Overcoming Local Distribution Limits in the SNC Process in a 10-nm Node DRAM by Applying a Multilayer Contact

Due to the rapidly shrinking size of the dynamic random access memory (DRAM) cell, mitigating the characteristic degradation caused by the local distribution of the contact size is becoming a greater challenge. The size of the DRAM storage node contact (SNC) determines the amount of phosphorus (P) dopant that diffuses into the active region. Smaller contact size limits the out-diffusion of P dopant and increases the SNC resistance (R_SNC) and overlap resistance (R_OV). This results in characteristic degradation of the last data into row precharge time (tRDL). For larger contact sizes, the out-diffusion of P dopant expands to increase the gate-induced drain leakage (GIDL) and decrease the retention time (tRET).
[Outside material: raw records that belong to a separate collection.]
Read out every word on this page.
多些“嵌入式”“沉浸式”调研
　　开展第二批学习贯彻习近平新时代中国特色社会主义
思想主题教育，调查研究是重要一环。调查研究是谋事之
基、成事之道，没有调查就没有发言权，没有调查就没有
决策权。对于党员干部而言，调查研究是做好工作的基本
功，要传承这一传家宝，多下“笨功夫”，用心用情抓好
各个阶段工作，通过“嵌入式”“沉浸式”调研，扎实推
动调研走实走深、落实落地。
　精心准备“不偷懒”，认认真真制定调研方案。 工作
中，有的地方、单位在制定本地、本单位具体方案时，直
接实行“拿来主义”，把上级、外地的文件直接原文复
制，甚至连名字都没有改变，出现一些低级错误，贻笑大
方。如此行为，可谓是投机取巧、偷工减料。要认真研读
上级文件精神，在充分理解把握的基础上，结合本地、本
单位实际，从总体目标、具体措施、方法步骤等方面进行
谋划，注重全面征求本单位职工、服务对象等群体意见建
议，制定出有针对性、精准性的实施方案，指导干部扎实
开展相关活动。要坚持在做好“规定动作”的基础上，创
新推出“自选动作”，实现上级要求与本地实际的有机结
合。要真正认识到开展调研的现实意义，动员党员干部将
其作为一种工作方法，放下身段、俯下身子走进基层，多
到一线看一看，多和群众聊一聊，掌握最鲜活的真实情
To address this tradeoff issue, we propose a multilayer contact design using a combination of high and low P concentrations, where the doping concentration changes as a function of SNC size. We used atom probe tomography (APT), electrical test (ET) on test element groups (TEGs), and electrical die sorting (EDS) to analyze the correct formation and characteristic performance improvements of the proposed structures. Using the proposed design structure, the tRET and tRDL characteristics improved by 3.9% and 34.7%, respectively.